Stents are widely used for supporting a lumen structure in a patient's body. For example, a stent may be used to maintain patency of a carotid artery, coronary artery, other blood vessel or other body lumen such as the ureter, urethra, bronchus, esophagus, or other passage. A stent is typically a metal, tubular structure, although polymer stents are known. Stents can be permanent enduring implants, or can be bioabsorbable at least in part. Bioabsorbable stents can be polymeric, bio-polymeric, ceramic, bio-ceramic, metallic, or other materials and stents may elute over time substances such as drugs.
In certain stent designs, the stent is an open-celled tube that is expanded by an inflatable balloon at the deployment site. Another type of stent is of a “self-expanding” type. A self-expanding stent does not use a balloon or other source of force to move from a collapsed state to an expanded state. A self-expanding stent is passed through the body lumen in a collapsed state. At the point of an obstruction, or other deployment site in the body lumen, the stent is expanded to its expanded diameter for its intended purpose. An example of a self-expanding stent is a coil structure that is secured to a stent delivery device under tension in a collapsed state. At the deployment site, the coil is released so that the coil can expand to its enlarged diameter. Coil stents can be manufactured using a variety of methods, such as winding of wire, ribbon, or sheet on a mandrel or by laser cutting from a tube, followed by the appropriate heat treatments. Other types of self expanding stents are closed-cell or open-celled tubes made from a self-expanding material, for example, the Protégé GPS stent from ev3, Inc. of Plymouth, Minn. Cellular tube stents are commonly made by laser cutting of tubes, or cutting patterns into sheets followed by or preceded by welding the sheet into a tube shape, and other methods. The shape, length and other characteristics of a stent are typically chosen based on the location in which the stent will be deployed.
Conventional stents generally are comprised of struts or wires having openings therebetween. During or after stent implantation material can pass from the treatment area through the stent openings and into the lumen of the conduit being treated. This material can separate from the conduit wall, embolize into the lumen, travel downstream and cause problems. For example, atheromatous debris can extrude through stent openings into the lumen of a carotid artery, embolize into the bloodstream, and be carried downstream by blood flow until the embolus becomes lodged in a smaller vessel, causing a stroke. In a similar manner, debris can pass through stent openings in a renal artery, flow distally into the kidney, and embolize, causing impaired renal function, and debris can pass through stent openings in a sapphenous vein graft, flow distally into the myocardium, and embolize, causing impaired heart function.

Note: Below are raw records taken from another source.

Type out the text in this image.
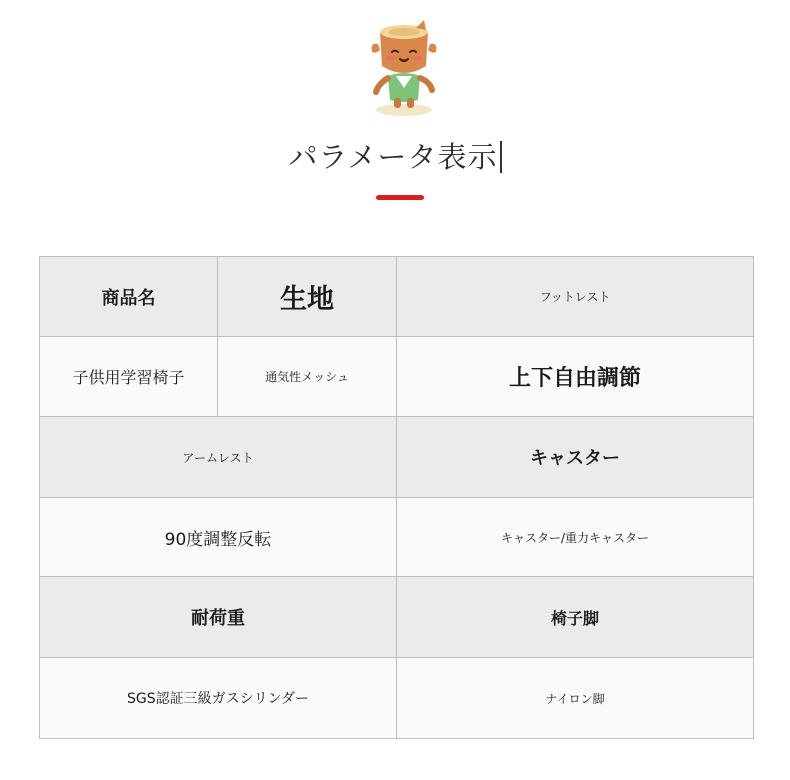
パラメータ表示
商品名	生地	フットレスト
子供用学習椅子	通気性メッシュ	上下自由調節
アームレスト		キャスター
90度調整反転		キャスター/重力キャスター
耐荷重		椅子脚
SGS認証三級ガスシリンダー		ナイロン脚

Some workers in the field have added coverings to stents and thereby substantially occluded the stent openings. However, such covered stents or stent grafts, when compressed into a delivery configuration, tend to be bulky and stiff, thereby making them unsuitable for delivery to small diameter vessels or locations requiring traversal of conduit tortuosity.
Accordingly, a need exists for a stent that is small in profile and flexible when compressed into a delivery configuration and which provides appropriate vessel wall coverage to reduce passage of emboli into the lumen when deployed.